At the picnic, each character has an artistic “turn”: Ada’s and Grace’s dance, Lucette’s song, Greg’s sorry impersonation of his sister, Van’s hand-walking, Mlle Larivière’s new story, Marina’s modest “contribution,” the history of the pineside telephone. But two performances stand out: Van’s walking on his hands, and Mlle Larivière’s “La Rivière de Diamants.” After Van’s eerie strut, “questions for study and discussion” treat it as if it had been a literary text (“Was Van’s adult incapacity to ‘shrug’ things off only physical or did it ‘correspond’ to some archetypal character of his ‘undersoul’?”), while Mlle Larivière asks Van and Ada for a reaction to her story, and receives a polite evasion from Van the character, a dismal dismissal from Ada, and a retrospective literary critique from Van the narrator. Van will later compare his Mascodagama performances, only a slight extension of his hand-walking at the picnic, to the
self-imposed, extravagantly difficult, seemingly absurd tasks when V.V. sought to express something, which until expressed had only a twilight being (or even none at all--nothing but the illusion of the backward shadow of its imminent expression). . . . It was the standing of a metaphor on its head not for the sake of the trick’s difficulty, but in order to perceive an ascending waterfall or a sunrise in reverse: a triumph, in a sense, over the ardis of time. Thus the rapture young Mascodagama derived from overcoming gravity was akin to that of artistic revelation in the sense utterly and naturally unknown to the innocents of critical appraisal, the social-scene commentators, the moralists, the ideamongers and so forth. Van on the stage was performing organically what his figures of speech were to perform later in life--acrobatic wonders that had never been expected from them and which frightened children. (184-85)

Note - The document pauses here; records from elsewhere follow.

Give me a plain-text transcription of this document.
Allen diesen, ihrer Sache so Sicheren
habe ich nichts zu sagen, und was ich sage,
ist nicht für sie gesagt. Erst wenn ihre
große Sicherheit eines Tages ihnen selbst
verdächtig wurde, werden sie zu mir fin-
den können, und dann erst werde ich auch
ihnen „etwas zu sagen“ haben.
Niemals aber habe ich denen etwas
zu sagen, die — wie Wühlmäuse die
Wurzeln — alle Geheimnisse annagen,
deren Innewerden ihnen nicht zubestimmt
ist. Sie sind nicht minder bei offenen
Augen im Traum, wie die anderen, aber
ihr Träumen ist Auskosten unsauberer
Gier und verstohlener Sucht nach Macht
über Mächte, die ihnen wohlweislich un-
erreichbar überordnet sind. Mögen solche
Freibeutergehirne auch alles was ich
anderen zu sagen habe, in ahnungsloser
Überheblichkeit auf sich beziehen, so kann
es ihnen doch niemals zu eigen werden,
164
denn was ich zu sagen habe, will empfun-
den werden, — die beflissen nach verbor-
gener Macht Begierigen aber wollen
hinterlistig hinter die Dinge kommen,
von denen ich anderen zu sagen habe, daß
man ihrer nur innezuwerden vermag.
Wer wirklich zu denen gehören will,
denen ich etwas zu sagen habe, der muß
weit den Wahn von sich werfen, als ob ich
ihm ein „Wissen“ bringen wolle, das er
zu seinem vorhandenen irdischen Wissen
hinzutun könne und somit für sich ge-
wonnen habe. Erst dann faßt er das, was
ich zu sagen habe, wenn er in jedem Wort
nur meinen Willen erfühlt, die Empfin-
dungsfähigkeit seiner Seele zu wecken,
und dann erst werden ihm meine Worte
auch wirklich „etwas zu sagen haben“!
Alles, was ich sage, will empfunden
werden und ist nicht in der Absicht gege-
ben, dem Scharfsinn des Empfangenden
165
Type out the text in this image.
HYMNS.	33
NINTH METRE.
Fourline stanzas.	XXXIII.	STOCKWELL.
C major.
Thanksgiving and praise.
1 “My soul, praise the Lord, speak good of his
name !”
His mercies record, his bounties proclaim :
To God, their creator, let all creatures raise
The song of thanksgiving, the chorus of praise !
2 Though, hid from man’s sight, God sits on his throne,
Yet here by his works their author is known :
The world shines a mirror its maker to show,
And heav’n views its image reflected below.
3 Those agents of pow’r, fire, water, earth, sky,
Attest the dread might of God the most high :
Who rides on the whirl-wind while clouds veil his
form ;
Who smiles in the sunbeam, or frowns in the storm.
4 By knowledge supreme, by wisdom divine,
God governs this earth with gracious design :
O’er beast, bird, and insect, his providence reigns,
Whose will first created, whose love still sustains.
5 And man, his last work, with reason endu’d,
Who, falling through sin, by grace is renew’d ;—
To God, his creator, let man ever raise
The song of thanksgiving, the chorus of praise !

Mlle Larivière, with her strained story and exegesis (“We have here the drama of the petty bourgeois, with all his class cares and class dreams, and class pride”), and her ponderous observations (“I can never get used . . . to the contrast between the opulence of nature and the squalor of human life. See that old moujik décharné with that rent in his shirt, see his miserable cabane. And see that agile swallow! How happy, nature, how unhappy, man!”), seems to represent exactly “the innocents of critical appraisal” that Van (and another “V.V.”) resist.
She insists “every detail is realistic” in the story that Van and Ada class as a fairy tale, but the very chapter she appears in seems far from realistic in her terms: Ada’s tumbling out of the Shattal apple tree, with its overtones of Eden and a famous fall, or Van’s walking on his hands, as if he has been granted a reprieve from gravity, and his recalling the Magicarpets of recent Antiterran history and timeless more-or-less earthbound tales. Mlle Larivière’s story, by focussing only on what leads inexorably to the predetermined irony of the story’s conclusion, actually rules out the life that she thinks she can sum up in such stolid generalizations. Van’s story and VN’s, by contrast, seems all capricious detail, from the comedy of Ada’s and Ida’s personal hygiene, or Blanche’s chagrin at being confined to keeping Dack locked up, or a cat that comes looking for the remains of the turkey “and, despite a chorus of ‘kitty-kitty,’ vanished,” to a father’s clumsy present and his daughter’s gracelessly rejecting it. But through the apparent caprice of its detail the chapter not only incorporates much more of the surprise of life, but leads to its conclusion, the return journey from the picnic, with no sense of false inevitability, despite all that Van now realizes that the picnic scene prefigures in his and his sisters’ lives and loves.